12 ways to deal with student anxiety and stress
Stress and poor mental health are one of the biggest health challenges that students face. According to ONS, 37 per cent of first-year students surveyed in England at a university have symptoms of depression and anxiety. With April being Stress Awareness Month, here are 12 ways to cope with anxiety and stress.
Everyone experiences stress and anxiety differently, so it's important to find a solution that works best for you. Identifying which strategies are most effective may take some experimentation and self-reflection, but it's worth it. Here's where to start.
1. Ask for help as soon as you need it. Whether that's academic help or mental health support, it is important to acknowledge that you need help and to understand that asking for this can help you feel less alone and encourage you to start developing coping mechanisms.
2. Identify the source of your anxiety. Once you have acknowledged your anxiety, you can start to identify the source of it. This may be a specific event, such as a test or a presentation, or it may be a more general feeling of stress.
3. Find coping mechanisms. There are many different ways to cope with anxiety. Some common coping mechanisms include exercise, relaxation techniques, and talking to someone you trust.
4. Seek help. If you are struggling to cope with your anxiety, it is important to seek help from someone, whether that's a counsellor, helpline, parent, or teacher They can help you get the support you need.
5. Practice relaxation techniques: Deep breathing, meditation, and progressive muscle relaxation are all relaxation techniques that can help reduce exam stress. Take a few minutes each day to practice these techniques.
6. Download an app. Calm offers guided meditations, sleep stories, and calming music to help students relax and de-stress.
Headspace offers similar features to Calm, as well as a library of mindfulness and meditation videos.
Sanvello provides students various mental health tools and resources, including guided meditations, self-assessments, and journaling.
MindShift CBT: This app helps students manage anxiety by teaching them cognitive behavioural therapy (CBT) techniques.
These apps can be helpful resources for students struggling with mental health issues. However, they're not a substitute for professional help. If you are struggling with mental health issues, seeking professional help from a therapist or counsellor is important.
7. Get enough sleep: Lack of sleep can contribute to stress levels, so it's essential to aim for 7-8 hours of sleep per night in a regular pattern. Regular sleeping patterns are important for several reasons.
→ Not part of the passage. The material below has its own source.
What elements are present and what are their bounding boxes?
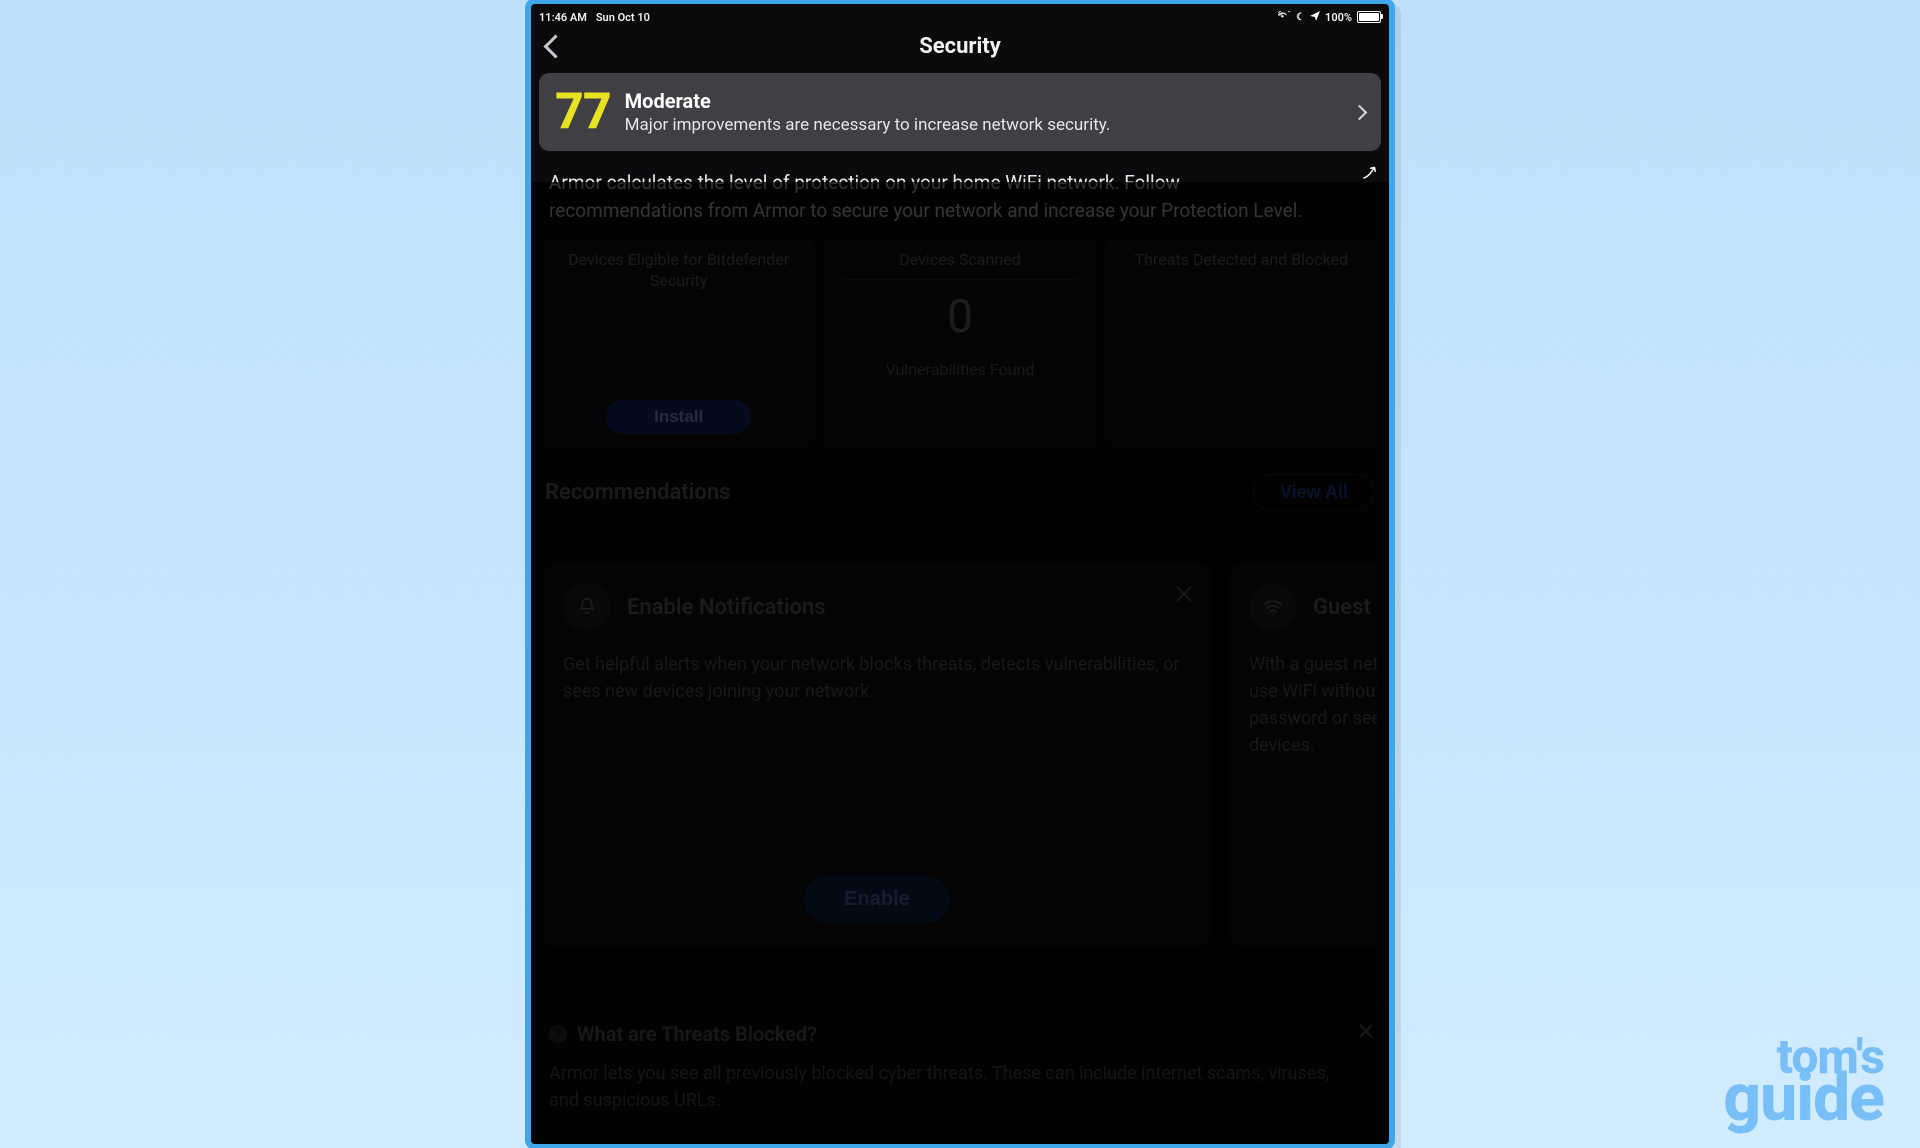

First, they help regulate the body's circadian rhythm, the natural 24-hour cycle that controls sleep and wakefulness. When the circadian rhythm is out of sync, it can lead to insomnia and excessive daytime sleepiness. Second, regular sleeping patterns help improve overall health and cognitive function. Studies have shown that people who get enough sleep can learn, remember, and focus better. They are also more creative and less likely to make mistakes.
8. Eat a healthy diet: Eating a diet rich in fruits, vegetables, and whole grains can help reduce stress levels by providing the body with the nutrients it needs to function correctly.
9. Connect with others: Talking with friends, family, or a counsellor can help alleviate stress by providing a supportive outlet for expressing feelings and concerns.
10. Prioritise self-care: Make time for activities you enjoy, such as reading, listening to music, or watching Netflix. Engaging in self-care activities can help reduce stress and promote a sense of well-being.
11. Take breaks during study sessions can help prevent burnout and reduce stress levels. Take relaxing and enjoyable breaks, such as listening to music or walking, rather than worrying more when you aren't working.
12. Try not to catastrophe. This is a thinking pattern in which your mind exaggerates the negative aspects of a situation and assumes the worst possible outcome. The first step to stopping catastrophising is to identify the catastrophic thoughts. These are the thoughts that make you feel anxious or depressed. Once you have recognised these thoughts, you can start to challenge them. This means asking yourself if the thought is really true. For example, if you are catastrophising about failing a test, you might ask yourself if there is any evidence that you will fail. If there is no evidence, you can relax and let go of the thought.
Catastrophising can be a difficult habit to break, but it is possible with effort. If you are struggling to stop catastrophising, it is crucial to seek professional help. A therapist can help you to identify the catastrophic thoughts, challenge them, and develop coping mechanisms.